Опалихин, ясно улыбаясь, поправил на своей груди прекрасную душистую цепь, искусно сплетенную из жасминов с пунцовою розою посредине. Эту цепь сплели для него Ложбинина и Людмилочка, и теперь они с звонким смехом возложили ее на него, как на председателя и руководителя открывающихся Soirées intimes. Опалихин, сильный, изящный и обильно надушенный, сияя холодными серыми глазами, приготовлялся сказать маленькую речь и лениво перебирал пальцами свою благовонную цепь. В поместительной столовой за большим круглым столом, на котором шипел самовар, стало на минуту тихо. Только сама хозяйка, Вера Александровна Ложбинина, еще посмеивалась, переглядываясь с Людмилой Васильевной или, как все звали ее за глаза, Людмилочкой. Они обе уже предвкушали то удовольствие, которое им должна была, по их предположению, доставить речь умного и милого Сергея Николаевича. И та и другая — женщины лет 28-ми. Вера Александровна — немножко полная блондинка, а Людмилочка — худощава и рыжевата; обе они сумели как-то умненько отделаться от своих мужей без скандала и с приличным обеспечением, так что мужья же остались во всем виноватыми, и теперь они наслаждались полнейшей самостоятельностью: по зимам жили в Петербурге, а на лето приезжали в именье Ложбининой. Тут же за круглым столом размещались все участники четверговых вечеринок; рядом с Людмилочкой сидел Столбунцов; он беспокойно вертелся на своем стуле, морщил бритое, как у актера, личико и порою поглядывал на бюст своей соседки вороватыми мышиными глазками. Дальше, небрежно привалившись к спинке кресла и далеко вытянув ноги, одетый в светлый фланелевый костюм, помещался Грохотов, тонкий брюнет с эспаньолкой под нижней губой и мечтательными глазами. Он рассеянно поглядывал на присутствующих и иногда, точно совершенно забыв о них, равнодушно выстукивал пальцами по колену какой-то мотив. Рядом с ним сидели Кондаревы — муж и жена. Муж глядел себе под ноги и устало жмурил глаза, а Татьяна Михайловна, нарядно одетая и надушенная, как будто немного дичилась. Впрочем, в ее выразительных глазах ярко сверкали порою оживление, удовольствие и любопытство.
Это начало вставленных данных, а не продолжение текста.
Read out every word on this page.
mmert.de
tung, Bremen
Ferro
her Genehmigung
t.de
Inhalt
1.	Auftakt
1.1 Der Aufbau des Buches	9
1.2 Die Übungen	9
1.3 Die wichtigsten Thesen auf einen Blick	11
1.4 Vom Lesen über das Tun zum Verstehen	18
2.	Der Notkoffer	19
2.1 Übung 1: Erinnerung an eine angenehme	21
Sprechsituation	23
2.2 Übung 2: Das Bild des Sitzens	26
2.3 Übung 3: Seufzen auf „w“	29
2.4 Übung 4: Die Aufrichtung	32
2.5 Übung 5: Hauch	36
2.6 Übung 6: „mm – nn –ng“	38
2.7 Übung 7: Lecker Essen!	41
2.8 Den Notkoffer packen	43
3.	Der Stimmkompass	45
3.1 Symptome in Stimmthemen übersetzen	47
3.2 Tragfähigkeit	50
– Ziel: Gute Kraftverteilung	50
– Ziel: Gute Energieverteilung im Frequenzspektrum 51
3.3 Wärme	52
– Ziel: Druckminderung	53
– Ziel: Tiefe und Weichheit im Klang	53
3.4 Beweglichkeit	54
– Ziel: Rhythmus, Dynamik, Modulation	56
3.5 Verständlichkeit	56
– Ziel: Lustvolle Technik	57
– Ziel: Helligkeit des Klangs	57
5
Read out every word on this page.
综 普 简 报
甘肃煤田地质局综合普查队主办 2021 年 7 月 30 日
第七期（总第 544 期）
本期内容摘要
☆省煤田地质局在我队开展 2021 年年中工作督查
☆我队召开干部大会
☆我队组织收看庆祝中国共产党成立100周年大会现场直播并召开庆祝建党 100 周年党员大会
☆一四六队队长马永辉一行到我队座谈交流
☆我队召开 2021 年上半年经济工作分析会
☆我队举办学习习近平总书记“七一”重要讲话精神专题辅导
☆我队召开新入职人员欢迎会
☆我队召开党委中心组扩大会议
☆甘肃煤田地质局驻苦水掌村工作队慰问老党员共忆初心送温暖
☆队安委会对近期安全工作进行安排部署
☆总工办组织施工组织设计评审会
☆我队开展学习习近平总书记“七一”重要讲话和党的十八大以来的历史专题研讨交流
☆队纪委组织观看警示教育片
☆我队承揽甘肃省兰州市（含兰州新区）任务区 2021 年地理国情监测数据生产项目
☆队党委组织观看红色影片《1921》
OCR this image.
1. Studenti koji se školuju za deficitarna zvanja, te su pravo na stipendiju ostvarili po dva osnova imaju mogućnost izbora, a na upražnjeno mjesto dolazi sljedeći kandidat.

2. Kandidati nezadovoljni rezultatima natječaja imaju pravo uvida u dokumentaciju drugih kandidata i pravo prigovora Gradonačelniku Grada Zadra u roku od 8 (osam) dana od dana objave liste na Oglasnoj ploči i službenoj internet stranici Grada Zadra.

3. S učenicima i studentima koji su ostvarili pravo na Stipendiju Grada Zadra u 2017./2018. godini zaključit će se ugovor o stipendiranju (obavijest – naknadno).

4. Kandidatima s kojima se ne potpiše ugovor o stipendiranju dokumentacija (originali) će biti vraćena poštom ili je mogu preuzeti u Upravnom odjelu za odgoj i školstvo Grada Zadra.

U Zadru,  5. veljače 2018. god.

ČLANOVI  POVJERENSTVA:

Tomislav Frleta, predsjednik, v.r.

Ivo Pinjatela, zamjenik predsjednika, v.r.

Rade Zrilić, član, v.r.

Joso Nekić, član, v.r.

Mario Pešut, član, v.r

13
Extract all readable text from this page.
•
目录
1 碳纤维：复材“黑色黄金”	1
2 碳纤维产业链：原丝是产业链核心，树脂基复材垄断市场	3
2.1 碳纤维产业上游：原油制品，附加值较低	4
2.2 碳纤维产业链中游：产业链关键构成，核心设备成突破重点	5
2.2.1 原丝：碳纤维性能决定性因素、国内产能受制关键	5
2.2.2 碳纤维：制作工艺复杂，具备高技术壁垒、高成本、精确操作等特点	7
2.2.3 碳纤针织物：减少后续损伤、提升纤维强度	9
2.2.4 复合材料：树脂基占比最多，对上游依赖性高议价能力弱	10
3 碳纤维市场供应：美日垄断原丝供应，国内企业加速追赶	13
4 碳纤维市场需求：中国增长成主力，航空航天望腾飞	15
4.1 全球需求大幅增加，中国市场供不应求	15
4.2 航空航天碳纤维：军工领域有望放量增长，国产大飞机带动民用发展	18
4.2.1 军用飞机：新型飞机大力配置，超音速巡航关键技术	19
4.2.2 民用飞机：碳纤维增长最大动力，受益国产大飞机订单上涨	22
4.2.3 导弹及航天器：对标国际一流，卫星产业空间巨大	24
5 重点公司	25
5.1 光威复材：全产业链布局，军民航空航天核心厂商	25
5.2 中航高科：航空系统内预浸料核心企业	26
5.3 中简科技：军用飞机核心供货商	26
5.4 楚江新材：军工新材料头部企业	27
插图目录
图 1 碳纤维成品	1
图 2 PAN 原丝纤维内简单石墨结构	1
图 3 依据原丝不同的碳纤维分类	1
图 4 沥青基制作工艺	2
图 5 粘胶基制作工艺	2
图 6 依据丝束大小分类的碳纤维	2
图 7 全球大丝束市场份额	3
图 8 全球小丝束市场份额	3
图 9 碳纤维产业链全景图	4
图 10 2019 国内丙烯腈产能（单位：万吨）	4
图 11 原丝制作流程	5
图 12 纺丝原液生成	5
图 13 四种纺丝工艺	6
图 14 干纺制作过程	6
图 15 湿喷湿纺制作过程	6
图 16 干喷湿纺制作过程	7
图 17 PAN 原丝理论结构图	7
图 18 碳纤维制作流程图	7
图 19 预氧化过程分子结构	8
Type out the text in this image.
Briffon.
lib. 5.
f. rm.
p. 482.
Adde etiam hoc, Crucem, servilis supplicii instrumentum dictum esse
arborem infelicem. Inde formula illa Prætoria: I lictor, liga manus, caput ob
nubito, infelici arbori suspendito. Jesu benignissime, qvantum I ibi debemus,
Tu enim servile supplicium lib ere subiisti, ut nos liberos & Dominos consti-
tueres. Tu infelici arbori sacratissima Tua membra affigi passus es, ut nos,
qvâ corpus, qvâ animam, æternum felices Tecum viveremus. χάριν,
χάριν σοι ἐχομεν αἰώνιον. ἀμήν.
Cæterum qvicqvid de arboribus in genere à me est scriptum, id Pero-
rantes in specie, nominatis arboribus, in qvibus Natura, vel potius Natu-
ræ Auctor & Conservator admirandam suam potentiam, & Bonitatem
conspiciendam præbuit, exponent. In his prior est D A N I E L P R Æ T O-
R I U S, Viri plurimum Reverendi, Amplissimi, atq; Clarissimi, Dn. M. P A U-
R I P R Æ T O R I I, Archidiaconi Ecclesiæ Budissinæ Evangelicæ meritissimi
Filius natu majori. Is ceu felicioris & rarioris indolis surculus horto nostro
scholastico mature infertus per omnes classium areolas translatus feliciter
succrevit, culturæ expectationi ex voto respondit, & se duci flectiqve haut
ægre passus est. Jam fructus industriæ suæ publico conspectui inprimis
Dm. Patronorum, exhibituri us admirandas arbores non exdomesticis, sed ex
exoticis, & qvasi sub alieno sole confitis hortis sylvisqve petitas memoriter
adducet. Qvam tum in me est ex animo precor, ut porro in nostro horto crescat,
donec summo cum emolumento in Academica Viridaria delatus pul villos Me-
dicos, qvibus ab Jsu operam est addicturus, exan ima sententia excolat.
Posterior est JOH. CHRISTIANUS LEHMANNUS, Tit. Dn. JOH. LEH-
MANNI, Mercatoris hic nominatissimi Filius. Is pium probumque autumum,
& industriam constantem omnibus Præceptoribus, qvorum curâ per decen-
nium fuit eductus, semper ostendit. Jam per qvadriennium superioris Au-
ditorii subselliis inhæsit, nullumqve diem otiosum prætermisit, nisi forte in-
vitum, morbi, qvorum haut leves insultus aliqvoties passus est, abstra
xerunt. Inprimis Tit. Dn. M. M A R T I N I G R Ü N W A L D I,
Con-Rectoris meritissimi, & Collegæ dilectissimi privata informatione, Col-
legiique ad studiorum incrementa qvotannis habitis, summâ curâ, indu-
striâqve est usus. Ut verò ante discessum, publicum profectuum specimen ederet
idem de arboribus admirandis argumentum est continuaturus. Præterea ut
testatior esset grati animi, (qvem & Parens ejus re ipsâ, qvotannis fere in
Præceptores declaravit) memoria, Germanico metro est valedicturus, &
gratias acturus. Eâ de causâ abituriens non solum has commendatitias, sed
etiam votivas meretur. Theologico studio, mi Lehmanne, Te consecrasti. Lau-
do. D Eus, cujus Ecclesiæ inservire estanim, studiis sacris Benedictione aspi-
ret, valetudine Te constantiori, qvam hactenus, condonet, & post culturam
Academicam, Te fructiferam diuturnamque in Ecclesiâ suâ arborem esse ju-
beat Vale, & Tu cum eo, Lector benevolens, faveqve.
— Милостивый государыни и милостивые государи! — наконец заговорил Опалихин с комичным жестом.

Он оглядел всех присутствующих насмешливыми глазами и, достав из бокового кармана пиджака маленькую тетрадочку почтовой бумаги, продолжал:

— Наше дружно и тесно сплоченное общество поощрения смеха, веселья и радостей с нынешнего дня открывает свои еженедельные вечеринки. Цель каждого из участников этих вечеринок должна быть одна: стараться собрать в свою дорожную торбу как можно более радостей. А попутно мы будем сшибать своими ногами предрассудки, те самые предрассудки, которые до того придавили своею обузою свободное сердце человека, что его жизнь стала похожей на жизнь каторжника. Итак-с, попутно мы будем бороться с ними.

— То есть, как это бороться? — спросил Грохотов, поднимая ленивые и мечтательные глаза, и по его лицу было видно, что он тотчас же забыл о своем вопросе.

Опалихин холодно оглядел его. Кондарев сидел бледный и устало жмурил глаза. Татьяна Михайловна вся превратилась во внимание.

— То есть, — продолжал Опалихин с надменной улыбкой, — каждый предрассудок, который попадется нам на дороге, мы бережно изловим, внимательно оглядим, как редкостное насекомое, и затем прикинем на весах чистого разума…

— Опять разум! — внезапно вскрикнул Кондарев и задохнулся от нервной дрожи.

Все оглядели его с недоумением.

— Разум, — между тем, продолжал он, — в светлой душе — это крыло ангела, а в темной — волчий зуб и лисий хвост!

И он замолчал.

— И затем прикинем на весах чистого разума, — настойчиво повторил Опалихин, не обращая на Кондарева ни малейшего внимания. — И если, — продолжал он, — насекомое вывесит хотя сотую долю золотника, мы спрячем его в свою торбу, благословим и скажем: плодитесь, размножайтесь и населяйте землю, а не вывесит — вышвырнем его за борт.

При последних словах Опалихин даже повысил голос, и все его лицо точно осветилось надменным вызовом.

— Браво, браво, — тихо захлопала в ладошки Вера Александровна.

Столбунцов визгливо расхохотался, и его маленькие глазки лукаво забегали, как у вороватого и трусливого зверька.

— Мы долго и много терпели от этих насекомых, — между тем, запальчиво продолжал Опалихин, — а теперь мы сказали: «довольно, мы хотим жить!» И мы занялись пересмотром всех ценностей, всех до единой, желая, наконец, всем сердцем радостей и счастья. А желание жизни — разве оно не естественно для живого существа?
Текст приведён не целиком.